Не питая особых иллюзий в отношении конечного результата расследования, Рихард попытался использовать версию следствия, чтобы увести его в сторону от реальной деятельности его людей. Он начал давать показания о своем «коммунистическом прошлом», а также неких «московских инстанциях», которым он направлял всю получаемую информацию. В качестве основного источника разведывательных сведений Зорге указал германское посольство. Именно там он лично получал необходимые ему данные, которые на сугубо добровольной основе передавали ему высшие должностные лица диппредставительства.

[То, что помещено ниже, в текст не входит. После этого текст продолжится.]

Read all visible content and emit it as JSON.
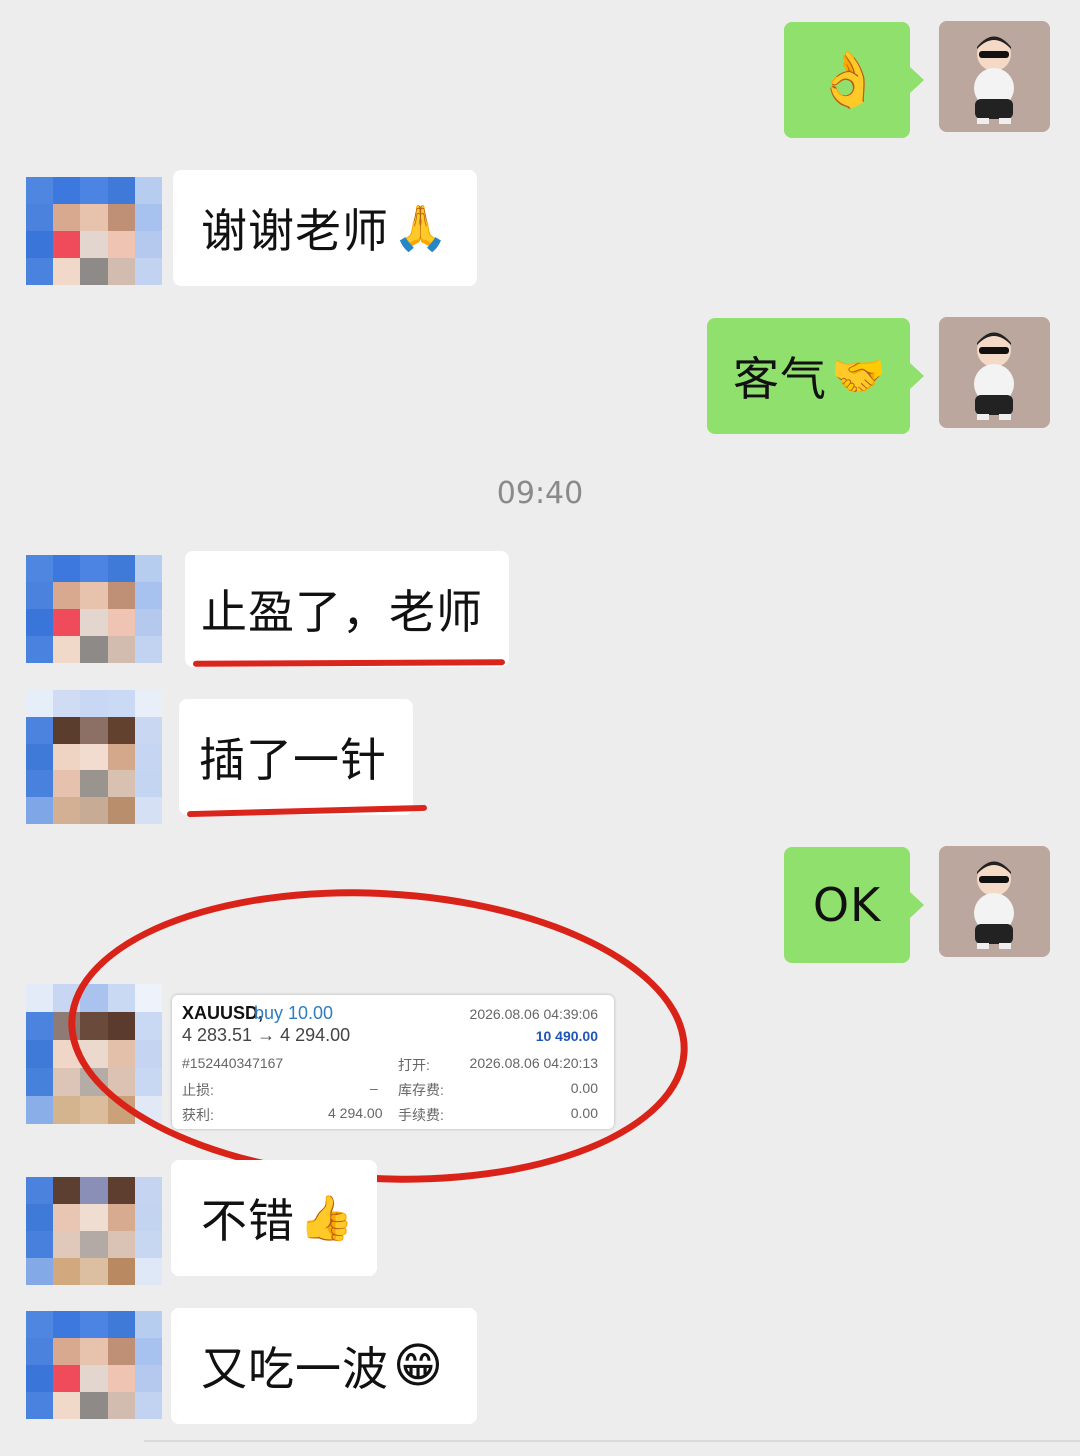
{
  "chat": {
    "timestamp": "09:40",
    "messages": [
      {
        "side": "right",
        "text": "",
        "emoji": "👌"
      },
      {
        "side": "left",
        "text": "谢谢老师",
        "emoji": "🙏"
      },
      {
        "side": "right",
        "text": "客气",
        "emoji": "🤝"
      },
      {
        "side": "left",
        "text": "止盈了，老师",
        "emoji": ""
      },
      {
        "side": "left",
        "text": "插了一针",
        "emoji": ""
      },
      {
        "side": "right",
        "text": "OK",
        "emoji": ""
      },
      {
        "side": "left",
        "text": "不错",
        "emoji": "👍"
      },
      {
        "side": "left",
        "text": "又吃一波",
        "emoji": "😁"
      }
    ]
  },
  "trade": {
    "symbol": "XAUUSD,",
    "direction": "buy 10.00",
    "prices": "4 283.51 → 4 294.00",
    "close_time": "2026.08.06 04:39:06",
    "profit_value": "10 490.00",
    "order_id": "#152440347167",
    "open_label": "打开:",
    "open_time": "2026.08.06 04:20:13",
    "sl_label": "止损:",
    "sl_value": "–",
    "swap_label": "库存费:",
    "swap_value": "0.00",
    "tp_label": "获利:",
    "tp_value": "4 294.00",
    "fee_label": "手续费:",
    "fee_value": "0.00"
  },
  "colors": {
    "background": "#ededed",
    "bubble_self": "#8fe06d",
    "bubble_other": "#ffffff",
    "annotation_red": "#d9251c"
  }
}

Получив такие показания, японцы пошли на организацию встречи задержанного немецкого журналиста с руководством германского посольства в Токио. Посол Отт и представитель гестапо Мейзингер с недоумением восприняли известие об аресте Зорге. Им и в страшном сне не могло присниться, что их друг, убежденный нацист, работавший в Японии в интересах Третьего рейха, может оказаться советским разведчиком. Арест известного во всей Германии корреспондента был расценен ими как излишняя ретивость полицейских органов Японии, искавших шпионов там, где их в принципе быть не могло. В посольстве считали, что задержание Зорге явилось политической интригой, вызванной, скорее всего, его публикациями о недавних японо-американских переговорах, что в Токио рассматривалось как государственная тайна. Посол Отт также опасался, что события вокруг Зорге могут отрицательно повлиять на японо-германские отношения и его дальнейшую карьеру.

Через неделю после ареста Зорге посол в сопровождении двух старших дипломатов прибыл в тюрьму Сугамо. Их встреча с арестованным журналистом по требованию японцев продолжалась всего пять минут. Рихард вошел в специально выделенное помещение с высоко поднятой головой, как человек, полностью уверенный в своей правоте. На вопросы Отта ответил, что ему запретили давать какие-либо разъяснения по предъявленным ему обвинениям. Он также отказался от предложенной ему защиты со стороны германского посольства. В заключение он откровенно сказал послу, что «видимо, это наша последняя встреча». Потрясенный Отт покинул тюрьму, так и не поняв, что произошло с его близким другом.

Рихард вскоре забыл об этом эпизоде, сосредоточившись на противодействии следователям в ходе практически ежедневных допросов. Сначала их проводили инспекторы токко, а затем к ним подключились представители прокуратуры, которые продолжали вести основную линию следствия, обвиняя Рихарда Зорге и его соратников в подрыве государственного строя Японии в интересах «международной коммунистической революции». От Зорге добивались признательных показаний в первую очередь по этим явно надуманным обвинениям. Но Рихард понимал, что эта линия следствия окончательно уводила его от опасного расследования дела о «военном шпионаже» военной жандармерией. Теперь ему предстояло выбрать такую тактику защиты, которая могла бы свести на нет все предъявленные ему и членам его группы обвинения.

Получение информации в интересах Москвы после запротоколированных показаний членов его группы отрицать было невозможно, поэтому Рихард стал обращать внимание следователей полиции и представителей прокуратуры на характер этой информации. Он постоянно подчеркивал, что наиболее важные сведения он получал лично в германском посольстве, не нарушая при этом никаких японских законов. При этом Зорге подробно рассказывал о структуре диппредставительства Германии в Японии, о после Отте, других старших дипломатах, работавших там, своих тесных взаимоотношениях с ними. Японцы, как понял Рихард, с удовлетворением воспринимали эту часть его показаний, видимо, намереваясь использовать их в «подковерной» борьбе с Берлином, которому они явно до конца не доверяли.

Вукелич же, по показаниям Зорге, общался с коллегами-журналистами только в корреспондентском корпусе и собирал информацию «общеизвестного характера» из открытых источников, которая не являлась ни государственной, ни военной тайной. Его встречи с иностранными дипломатами, проводившиеся абсолютно легально, никак не могли быть квалифицированы как «сбор шпионской информации». Зорге на допросах утверждал, что получаемые им от Вукелича сведения давали лишь общие представления о политической атмосфере в Японии и совсем не являлись «достоверными» и «существенными». Они лишь в определенной степени дополняли ту информацию, что он получал в германском дипломатическом представительстве.